Developed in collaboration with Dr Josh Harle at Tactical Space Lab in Sydney, Did you ask the river? sees the engaging aesthetic style of her collage works translated into a roomscale VR context. Participants are given the agency to alter the landscape with implements and sweeping gestures, as their virtual body mirrors their physical movements.

Did you ask the river? is the second Mordant Family VR Commission, a partnership between ACMI and the Mordant Family. It has been supported by the City of Melbourne.

I started to work Initially with Josh Harle doing an experimental project about drone birds

learning to be real birds, to see if I felt I could make art in VR. Looking at Colonial issues, contemporary technology and global warming ideas, we worked for a month very closely together but I was critical of the way the viewers interacted in VR, it was like selfie land where people were just asking for more and more, what’s next etc. with less interest in the concepts and underlying ideas that are abundant in the work.

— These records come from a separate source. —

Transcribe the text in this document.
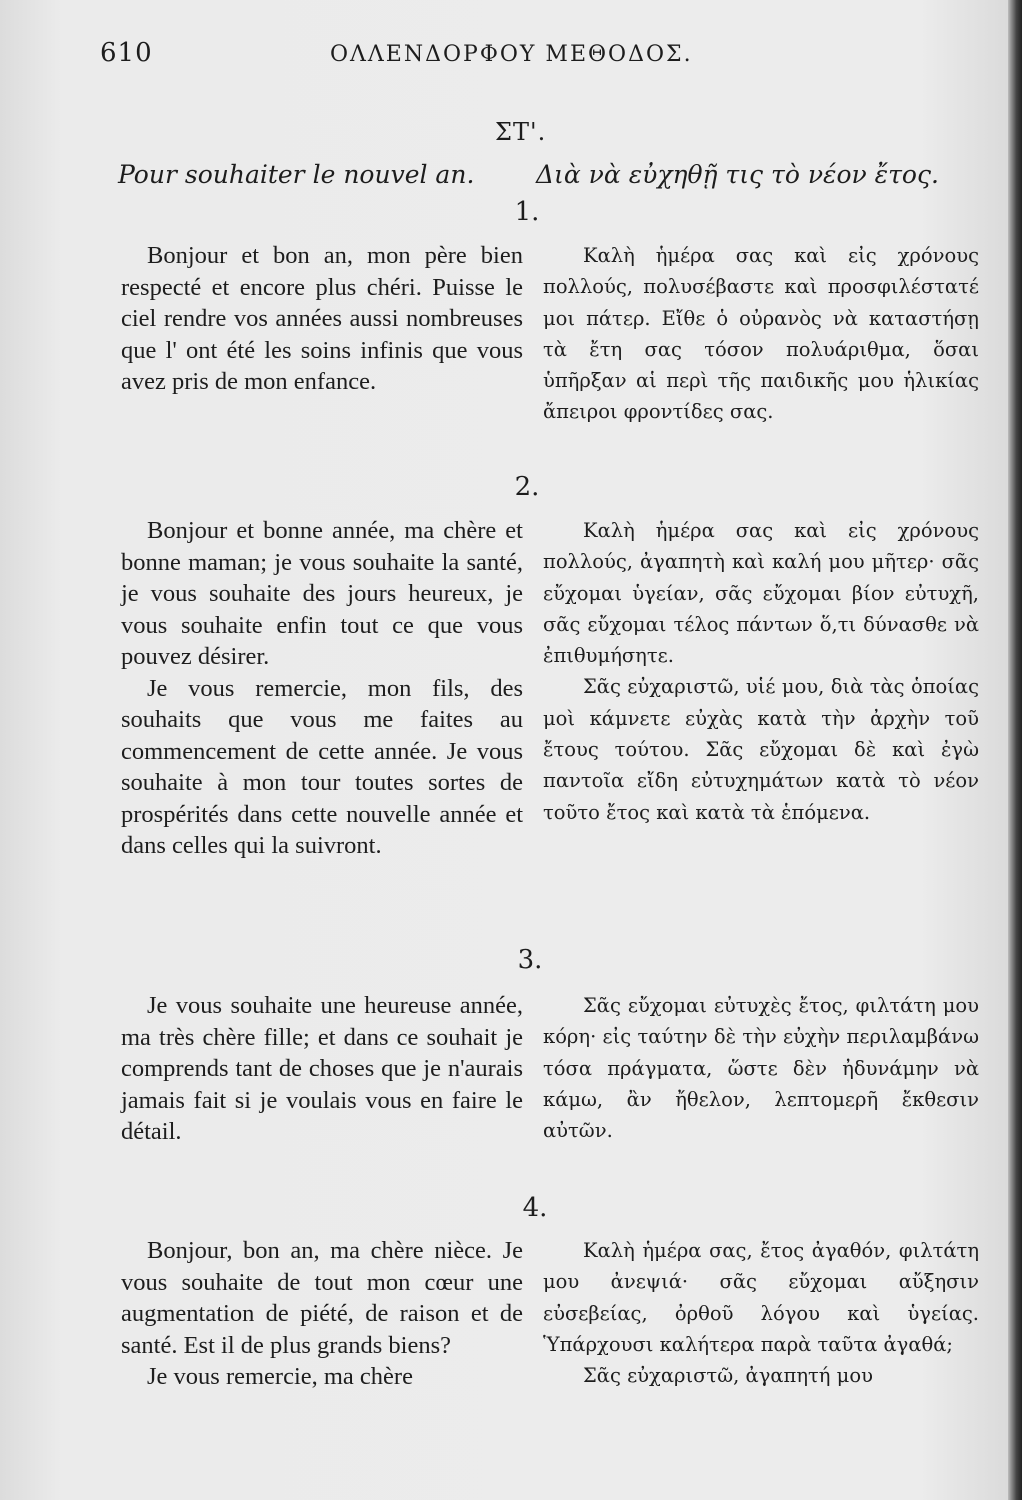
610	ΟΛΛΕΝΔΟΡΦΟΥ ΜΕΘΟΔΟΣ.
ΣΤ'.
Pour souhaiter le nouvel an. Διὰ νὰ εὐχηθῇ τις τὸ νέον ἔτος.
1.

Bonjour et bon an, mon père bien respecté et encore plus chéri. Puisse le ciel rendre vos années aussi nombreuses que l' ont été les soins infinis que vous avez pris de mon enfance.

Καλὴ ἡμέρα σας καὶ εἰς χρόνους πολλούς, πολυσέβαστε καὶ προσφιλέστατέ μοι πάτερ. Εἴθε ὁ οὐρανὸς νὰ καταστήσῃ τὰ ἔτη σας τόσον πολυάριθμα, ὅσαι ὑπῆρξαν αἱ περὶ τῆς παιδικῆς μου ἡλικίας ἄπειροι φροντίδες σας.

2.

Bonjour et bonne année, ma chère et bonne maman; je vous souhaite la santé, je vous souhaite des jours heureux, je vous souhaite enfin tout ce que vous pouvez désirer.

Je vous remercie, mon fils, des souhaits que vous me faites au commencement de cette année. Je vous souhaite à mon tour toutes sortes de prospérités dans cette nouvelle année et dans celles qui la suivront.

Καλὴ ἡμέρα σας καὶ εἰς χρόνους πολλούς, ἀγαπητὴ καὶ καλή μου μῆτερ· σᾶς εὔχομαι ὑγείαν, σᾶς εὔχομαι βίον εὐτυχῆ, σᾶς εὔχομαι τέλος πάντων ὅ,τι δύνασθε νὰ ἐπιθυμήσητε.

Σᾶς εὐχαριστῶ, υἱέ μου, διὰ τὰς ὁποίας μοὶ κάμνετε εὐχὰς κατὰ τὴν ἀρχὴν τοῦ ἔτους τούτου. Σᾶς εὔχομαι δὲ καὶ ἐγὼ παντοῖα εἴδη εὐτυχημάτων κατὰ τὸ νέον τοῦτο ἔτος καὶ κατὰ τὰ ἑπόμενα.

3.

Je vous souhaite une heureuse année, ma très chère fille; et dans ce souhait je comprends tant de choses que je n'aurais jamais fait si je voulais vous en faire le détail.

Σᾶς εὔχομαι εὐτυχὲς ἔτος, φιλτάτη μου κόρη· εἰς ταύτην δὲ τὴν εὐχὴν περιλαμβάνω τόσα πράγματα, ὥστε δὲν ἠδυνάμην νὰ κάμω, ἂν ἤθελον, λεπτομερῆ ἔκθεσιν αὐτῶν.

4.

Bonjour, bon an, ma chère nièce. Je vous souhaite de tout mon cœur une augmentation de piété, de raison et de santé. Est il de plus grands biens?

Je vous remercie, ma chère

Καλὴ ἡμέρα σας, ἔτος ἀγαθόν, φιλτάτη μου ἀνεψιά· σᾶς εὔχομαι αὔξησιν εὐσεβείας, ὀρθοῦ λόγου καὶ ὑγείας. Ὑπάρχουσι καλήτερα παρὰ ταῦτα ἀγαθά;

Σᾶς εὐχαριστῶ, ἀγαπητή μου
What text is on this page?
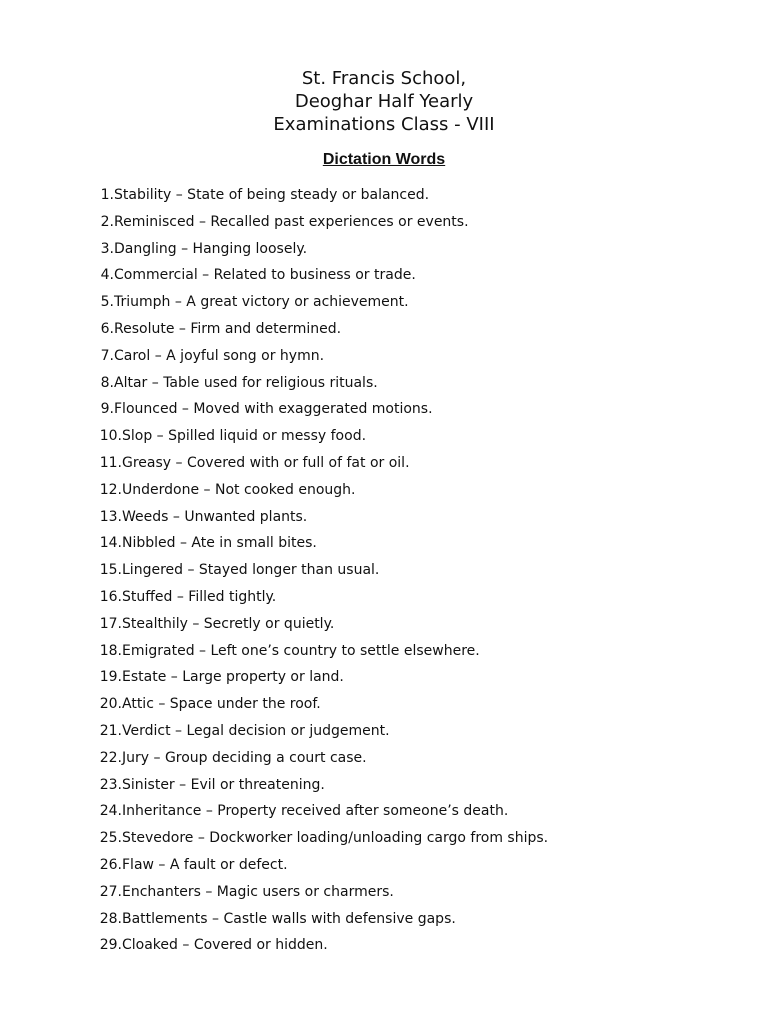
St. Francis School,
Deoghar Half Yearly
Examinations Class - VIII
Dictation Words
1. Stability – State of being steady or balanced.
2. Reminisced – Recalled past experiences or events.
3. Dangling – Hanging loosely.
4. Commercial – Related to business or trade.
5. Triumph – A great victory or achievement.
6. Resolute – Firm and determined.
7. Carol – A joyful song or hymn.
8. Altar – Table used for religious rituals.
9. Flounced – Moved with exaggerated motions.
10. Slop – Spilled liquid or messy food.
11. Greasy – Covered with or full of fat or oil.
12. Underdone – Not cooked enough.
13. Weeds – Unwanted plants.
14. Nibbled – Ate in small bites.
15. Lingered – Stayed longer than usual.
16. Stuffed – Filled tightly.
17. Stealthily – Secretly or quietly.
18. Emigrated – Left one’s country to settle elsewhere.
19. Estate – Large property or land.
20. Attic – Space under the roof.
21. Verdict – Legal decision or judgement.
22. Jury – Group deciding a court case.
23. Sinister – Evil or threatening.
24. Inheritance – Property received after someone’s death.
25. Stevedore – Dockworker loading/unloading cargo from ships.
26. Flaw – A fault or defect.
27. Enchanters – Magic users or charmers.
28. Battlements – Castle walls with defensive gaps.
29. Cloaked – Covered or hidden.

As people start to interact with things and try to get what they want, they start to destroy the world – they start to embody colonisation,”  -  Joan Ross


Clearing, 2018–19
Suspended fabric: silk dyed with eucalyptus and wattles collected from area around Maroondah Dam. Cushions: silk dyed with eucalyptus leaves and bark; muslin dyed with puff ball fungus; calico dyed with eucalyptus leaves and bark and puff ball fungus; all filled with wool and cotton wadding. Sound: composed by Simon Charles with spoken score by Katie West, duration 00:13:00.
Texts by Kerry Arabena, Bruce Pascoe, Aunty Joy Murphy Wandin, and Uncle David Wandin in partnership with Yarra Ranges Council, Dixon’s Creek Primary School, Ralph Hume, Victor Steffensen and Brett Ellis.
Courtesy the artist, and Dominik Mersch Gallery, Sydney.

Comprised of naturally dyed textile works suspended from the ceiling and laid out as cushions on the floor, ‘Clearing’ encapsulates Katie West’s worldview. In this multi-sensory work, the artist engages with natural dyeing processes as a way to participate with the seasons and create meditative spaces where Indigenous voices dominate. Including a spoken word score and key texts by Indigenous writers including Kerry Arabena, Aunty Joy Murphy Wandin and Bruce Pascoe, ‘Clearing’ offers a space to listen, read and converse. Here, we can recall with our senses that this is a world that emerges through reciprocity – the infinite instances of chemical exchange and dialogue between plants, animals, microbes, natural elements and phenomena. Fabrics carrying the colour and scent of country remind us of our place in the complex system that sustains life on this planet. Through this, West’s work moves from memory to the realm of instruction or storytelling. First exhibited at TarraWarra Museum of Art on Wurundjeri country, ‘Clearing’ extends now to the landscape and political climate of Gadigal Land.

Photographs by Andrew Curtis. Courtesy the artist, TarraWarra Museum of Art, and Dominik Mersch Gallery, Sydney.